In this case, when the number of potential cyanide poisoning
cases exceeded the number of kits available at the local hospital, the call
went out to other hospitals in the region, who sent part of their reserves to
help resolve this incident.
Emergency Response
Planning
Fortunately, none of the exposures were immediately life
threatening (relatively small exposures) and the number of exposed personnel
was relatively small (10 by some news reports). The local hospital, according
to news reports, only had four of the kits on-hand. If the exposed personnel
had had higher doses, there is a high probability that some would have died
before the additional kits arrived on scene.
This is where emergency response planners get grey hairs
really quick. For most communities cyanide poisoning is relatively rare. So,
how many high-cost, short shelf-life kits do you buy? Keeping in mind that
there are alternative, if less effective, treatments available. That is a hard
question to answer and fingers will be pointed for being wrong in either
direction.
On the other hand, if the emergency planner knew that their
community had a potentially higher chance of seeing cyanide poisoning
incidents, the calculus becomes a little bit different and the number of kits
on hand would probably be higher. If, for example, you had a facility in your
town that manufactured acrylonitrile or used substantial amounts of acrylonitrile
as a raw material, you could assume that your community had a higher than
normal chance of having to treat for cyanide poisoning. And it would be easier
to justify stocking a higher number of Cyanokits.
What about having railcars of acrylonitrile being shipped
routinely through your town. Would that
change your calculations on how many Cyanokits would be kept on hand? Would it
help to know that DOT 111 tank cars are authorized to transport acrylonitrile (DOT
Class 3, pg I; see 49 CFR §172.101
and §173.243)? How
many tank cars per month would be necessary to change your calculations?
In this incident there were 9 tank cars of acrylonitrile on
the train. With the published destination being Waycross, GA I have a pretty
good idea what chemical manufacturer was going to be the ultimate receiver of
those tank cars. I don’t know exactly how much acrylonitrile they use, but I
would expect to see one nine-car delivery at least once a week, probably two.
This is just one case where emergency planners need to know
what types of hazardous materials and in what quantity and frequency they could
expect to see those shipments. There are plenty of other emergency planning
considerations that need to be taken into account based upon a knowledge of the
hazardous materials being produced in, transported through or to the area.
Why Involve Hospitals
I specifically mentioned hospitals in the title of this post
for a reason, even though I have mainly been talking about emergency response
planners. The reason for this is that it is hard to expect emergency response
planners to know about all of the potential medical treatments that might be
necessary for the different hazardous materials that might come through a
community. The emergency planner needs guidance from the local hospitals.

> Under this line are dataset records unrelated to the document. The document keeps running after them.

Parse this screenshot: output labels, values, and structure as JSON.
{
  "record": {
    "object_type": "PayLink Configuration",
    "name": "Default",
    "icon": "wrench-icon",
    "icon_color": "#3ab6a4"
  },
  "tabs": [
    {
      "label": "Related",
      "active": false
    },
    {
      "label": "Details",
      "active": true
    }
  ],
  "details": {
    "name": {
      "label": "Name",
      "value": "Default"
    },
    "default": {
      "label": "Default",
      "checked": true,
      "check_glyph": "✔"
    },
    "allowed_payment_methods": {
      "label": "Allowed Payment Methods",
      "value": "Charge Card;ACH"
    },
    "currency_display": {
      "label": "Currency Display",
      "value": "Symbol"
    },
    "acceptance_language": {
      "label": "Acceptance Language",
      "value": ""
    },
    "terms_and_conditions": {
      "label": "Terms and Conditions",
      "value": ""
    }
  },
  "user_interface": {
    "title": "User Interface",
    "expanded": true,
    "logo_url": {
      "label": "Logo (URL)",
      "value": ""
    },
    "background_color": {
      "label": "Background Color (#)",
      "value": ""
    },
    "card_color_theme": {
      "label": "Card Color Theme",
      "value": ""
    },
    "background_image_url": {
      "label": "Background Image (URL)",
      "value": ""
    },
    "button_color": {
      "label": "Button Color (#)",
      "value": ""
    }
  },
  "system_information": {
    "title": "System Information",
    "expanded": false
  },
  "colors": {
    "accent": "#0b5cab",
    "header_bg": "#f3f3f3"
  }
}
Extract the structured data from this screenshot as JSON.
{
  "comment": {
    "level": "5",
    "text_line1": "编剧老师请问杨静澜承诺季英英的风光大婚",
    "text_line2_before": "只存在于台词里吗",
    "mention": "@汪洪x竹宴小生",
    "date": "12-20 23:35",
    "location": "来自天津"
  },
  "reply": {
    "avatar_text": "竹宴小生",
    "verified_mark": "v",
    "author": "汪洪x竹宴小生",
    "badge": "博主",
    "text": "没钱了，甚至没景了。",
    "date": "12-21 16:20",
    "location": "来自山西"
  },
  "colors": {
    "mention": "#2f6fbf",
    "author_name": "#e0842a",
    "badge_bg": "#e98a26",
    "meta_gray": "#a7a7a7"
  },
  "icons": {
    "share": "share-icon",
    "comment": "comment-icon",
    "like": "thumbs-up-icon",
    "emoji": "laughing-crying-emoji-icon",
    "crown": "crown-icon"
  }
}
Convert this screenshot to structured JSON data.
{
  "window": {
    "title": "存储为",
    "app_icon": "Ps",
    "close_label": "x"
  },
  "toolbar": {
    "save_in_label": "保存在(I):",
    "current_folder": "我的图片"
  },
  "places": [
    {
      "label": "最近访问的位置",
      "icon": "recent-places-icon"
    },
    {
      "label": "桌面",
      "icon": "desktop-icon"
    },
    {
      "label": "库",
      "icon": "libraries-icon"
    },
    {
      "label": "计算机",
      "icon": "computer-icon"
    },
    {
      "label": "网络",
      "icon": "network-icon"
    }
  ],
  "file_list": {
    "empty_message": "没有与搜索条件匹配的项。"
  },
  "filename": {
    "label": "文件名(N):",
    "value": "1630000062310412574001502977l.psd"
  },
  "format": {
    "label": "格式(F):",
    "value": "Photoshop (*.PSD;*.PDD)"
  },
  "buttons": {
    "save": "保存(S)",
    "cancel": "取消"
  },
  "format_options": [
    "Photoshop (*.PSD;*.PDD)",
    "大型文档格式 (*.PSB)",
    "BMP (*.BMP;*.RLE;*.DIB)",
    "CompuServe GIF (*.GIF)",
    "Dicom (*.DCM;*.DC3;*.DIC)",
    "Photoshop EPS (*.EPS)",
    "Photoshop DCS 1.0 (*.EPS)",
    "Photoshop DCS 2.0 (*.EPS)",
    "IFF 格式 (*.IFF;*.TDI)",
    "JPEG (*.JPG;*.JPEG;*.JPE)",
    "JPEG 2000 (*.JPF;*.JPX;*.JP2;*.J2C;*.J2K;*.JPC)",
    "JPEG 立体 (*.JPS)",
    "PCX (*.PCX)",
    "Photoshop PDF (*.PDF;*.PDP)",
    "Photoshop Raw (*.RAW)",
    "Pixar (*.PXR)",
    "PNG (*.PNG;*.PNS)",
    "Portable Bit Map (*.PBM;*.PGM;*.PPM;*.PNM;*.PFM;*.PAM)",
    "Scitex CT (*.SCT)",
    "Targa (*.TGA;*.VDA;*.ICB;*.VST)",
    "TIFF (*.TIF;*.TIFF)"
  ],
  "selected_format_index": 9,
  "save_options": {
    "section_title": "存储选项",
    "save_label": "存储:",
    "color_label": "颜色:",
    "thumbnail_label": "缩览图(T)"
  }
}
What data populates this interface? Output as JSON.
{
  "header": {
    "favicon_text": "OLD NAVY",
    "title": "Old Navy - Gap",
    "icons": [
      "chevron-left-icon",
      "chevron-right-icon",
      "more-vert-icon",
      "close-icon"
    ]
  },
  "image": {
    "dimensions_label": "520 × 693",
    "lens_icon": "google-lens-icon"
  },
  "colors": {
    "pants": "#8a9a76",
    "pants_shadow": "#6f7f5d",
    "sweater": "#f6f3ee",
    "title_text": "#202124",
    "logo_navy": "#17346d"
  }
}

Additionally, hospitals need to look at their emergency
protocols and ensure that they have identified treatment regimens for all of
the hazardous materials that could cause a mass casualty event in their
community. Like I said, cyanide poisoning is unusual. I would suspect that the tests for cyanide
poisoning are not routinely done at most hospital labs, particularly the
smaller community hospitals. But those tests might be a critical triage tool
used to decide who gets treated with the limited number of Cyanokits and who
would get treated with the less effective (on high dosage patients) older
treatments.
I don’t expect every hospital to have their lab routinely
trained on cyanide poisoning testing procedures, but a detailed written
procedure and a periodic check to ensure that all of the necessary equipment
was on hand, could allow the hospital to do triage testing in an emergency.